We slept close together all night, comforting each other. I’d made up my mind that if he went then so would I. If I wasn’t included in a plan to return to the dogs’ home I would run away. Life on the farm would be no good without my buddy.
Next morning, with the sun shining, the birds twittering merrily outside the barn and geese honking on the pond, Ginger and I put on a united front. We padded across to the kitchen door, noticing as we went that our dishes were empty. That was a bad sign. I was just about to turn away when the kitchen door opened and Missus raced out. Seeing Ginger she swooped, cupped his face with both hands and smothered his red face with kisses, then hauled him inside by the scruff of his neck. I followed more slowly. Chicken Fingers was sitting at the wooden table, mincing chicken. I sniffed, looked up at him, saw him wink. Slowly he rose, picked up the two dog bowls that were waiting on the drainer, filled them with mince and poured on gravy from a blue jug.

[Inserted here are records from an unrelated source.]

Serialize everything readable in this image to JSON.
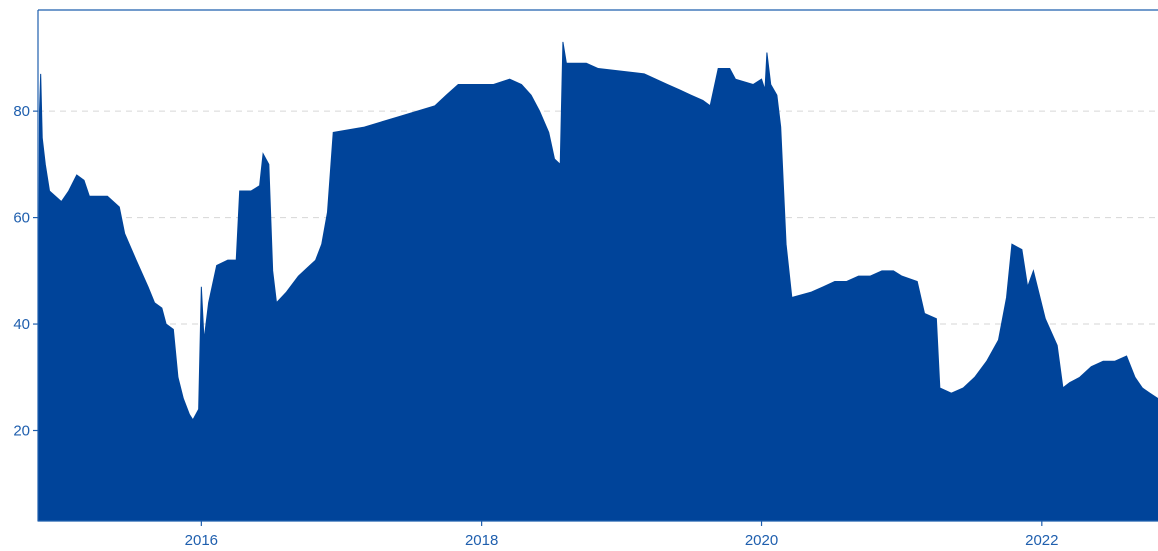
{
  "chart_data": {
    "type": "area",
    "title": "",
    "xlabel": "",
    "ylabel": "",
    "xlim": [
      "2014-11-01",
      "2022-10-31"
    ],
    "ylim": [
      3,
      99
    ],
    "grid": "horizontal dashed",
    "legend": "none",
    "colors": {
      "fill": "#00449a",
      "axis": "#1f5fae",
      "grid": "#d6d6d6"
    },
    "x_ticks": [
      {
        "value": "2016-01-01",
        "label": "2016"
      },
      {
        "value": "2018-01-01",
        "label": "2018"
      },
      {
        "value": "2020-01-01",
        "label": "2020"
      },
      {
        "value": "2022-01-01",
        "label": "2022"
      }
    ],
    "y_ticks": [
      {
        "value": 20,
        "label": "20"
      },
      {
        "value": 40,
        "label": "40"
      },
      {
        "value": 60,
        "label": "60"
      },
      {
        "value": 80,
        "label": "80"
      }
    ],
    "series": [
      {
        "points": [
          [
            "2014-11-01",
            14
          ],
          [
            "2014-11-05",
            80
          ],
          [
            "2014-11-08",
            87
          ],
          [
            "2014-11-12",
            75
          ],
          [
            "2014-11-20",
            70
          ],
          [
            "2014-12-01",
            65
          ],
          [
            "2015-01-01",
            63
          ],
          [
            "2015-01-20",
            65
          ],
          [
            "2015-02-10",
            68
          ],
          [
            "2015-03-01",
            67
          ],
          [
            "2015-03-15",
            64
          ],
          [
            "2015-04-01",
            64
          ],
          [
            "2015-05-01",
            64
          ],
          [
            "2015-06-01",
            62
          ],
          [
            "2015-06-15",
            57
          ],
          [
            "2015-07-15",
            52
          ],
          [
            "2015-08-15",
            47
          ],
          [
            "2015-09-01",
            44
          ],
          [
            "2015-09-20",
            43
          ],
          [
            "2015-10-01",
            40
          ],
          [
            "2015-10-20",
            39
          ],
          [
            "2015-11-01",
            30
          ],
          [
            "2015-11-15",
            26
          ],
          [
            "2015-12-01",
            23
          ],
          [
            "2015-12-10",
            22
          ],
          [
            "2015-12-25",
            24
          ],
          [
            "2016-01-01",
            47
          ],
          [
            "2016-01-08",
            37
          ],
          [
            "2016-01-20",
            44
          ],
          [
            "2016-02-10",
            51
          ],
          [
            "2016-03-10",
            52
          ],
          [
            "2016-04-01",
            52
          ],
          [
            "2016-04-10",
            65
          ],
          [
            "2016-05-10",
            65
          ],
          [
            "2016-06-01",
            66
          ],
          [
            "2016-06-10",
            72
          ],
          [
            "2016-06-25",
            70
          ],
          [
            "2016-07-05",
            50
          ],
          [
            "2016-07-15",
            44
          ],
          [
            "2016-08-10",
            46
          ],
          [
            "2016-09-10",
            49
          ],
          [
            "2016-10-10",
            51
          ],
          [
            "2016-10-25",
            52
          ],
          [
            "2016-11-10",
            55
          ],
          [
            "2016-11-25",
            61
          ],
          [
            "2016-12-10",
            76
          ],
          [
            "2017-03-01",
            77
          ],
          [
            "2017-06-01",
            79
          ],
          [
            "2017-09-01",
            81
          ],
          [
            "2017-10-01",
            83
          ],
          [
            "2017-11-01",
            85
          ],
          [
            "2017-12-15",
            85
          ],
          [
            "2018-02-01",
            85
          ],
          [
            "2018-03-15",
            86
          ],
          [
            "2018-04-15",
            85
          ],
          [
            "2018-05-10",
            83
          ],
          [
            "2018-06-01",
            80
          ],
          [
            "2018-06-25",
            76
          ],
          [
            "2018-07-10",
            71
          ],
          [
            "2018-07-25",
            70
          ],
          [
            "2018-08-01",
            93
          ],
          [
            "2018-08-10",
            89
          ],
          [
            "2018-10-01",
            89
          ],
          [
            "2018-11-01",
            88
          ],
          [
            "2019-03-01",
            87
          ],
          [
            "2019-05-01",
            85
          ],
          [
            "2019-06-01",
            84
          ],
          [
            "2019-07-01",
            83
          ],
          [
            "2019-08-01",
            82
          ],
          [
            "2019-08-20",
            81
          ],
          [
            "2019-09-10",
            88
          ],
          [
            "2019-10-10",
            88
          ],
          [
            "2019-10-25",
            86
          ],
          [
            "2019-12-10",
            85
          ],
          [
            "2020-01-01",
            86
          ],
          [
            "2020-01-10",
            84
          ],
          [
            "2020-01-15",
            91
          ],
          [
            "2020-01-25",
            85
          ],
          [
            "2020-02-10",
            83
          ],
          [
            "2020-02-20",
            77
          ],
          [
            "2020-03-05",
            55
          ],
          [
            "2020-03-20",
            45
          ],
          [
            "2020-05-10",
            46
          ],
          [
            "2020-06-10",
            47
          ],
          [
            "2020-07-10",
            48
          ],
          [
            "2020-08-10",
            48
          ],
          [
            "2020-09-10",
            49
          ],
          [
            "2020-10-10",
            49
          ],
          [
            "2020-11-10",
            50
          ],
          [
            "2020-12-10",
            50
          ],
          [
            "2021-01-01",
            49
          ],
          [
            "2021-02-10",
            48
          ],
          [
            "2021-03-01",
            42
          ],
          [
            "2021-04-01",
            41
          ],
          [
            "2021-04-10",
            28
          ],
          [
            "2021-05-10",
            27
          ],
          [
            "2021-06-10",
            28
          ],
          [
            "2021-07-10",
            30
          ],
          [
            "2021-08-10",
            33
          ],
          [
            "2021-09-10",
            37
          ],
          [
            "2021-10-01",
            45
          ],
          [
            "2021-10-15",
            55
          ],
          [
            "2021-11-10",
            54
          ],
          [
            "2021-11-25",
            47
          ],
          [
            "2021-12-10",
            50
          ],
          [
            "2022-01-10",
            41
          ],
          [
            "2022-02-10",
            36
          ],
          [
            "2022-02-25",
            28
          ],
          [
            "2022-03-15",
            29
          ],
          [
            "2022-04-10",
            30
          ],
          [
            "2022-05-10",
            32
          ],
          [
            "2022-06-10",
            33
          ],
          [
            "2022-07-10",
            33
          ],
          [
            "2022-08-10",
            34
          ],
          [
            "2022-09-01",
            30
          ],
          [
            "2022-09-20",
            28
          ],
          [
            "2022-10-10",
            27
          ],
          [
            "2022-10-31",
            26
          ]
        ]
      }
    ]
  }
}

Meanwhile, Ginger was being petted by Missus. ‘I don’t care,’ she said, ‘you’re my boy and I forgive you for hurting the judge. All that fuss over a silly bruise.’ She threw her arms round Ginger’s neck and plied him with more kisses. He seemed content, even happy. When he grinned at me from within Missus’ embrace I suddenly understood what he was thinking: never again would he be dragged to a showground and made to perform. Hmm, and I thought Ginger was daft.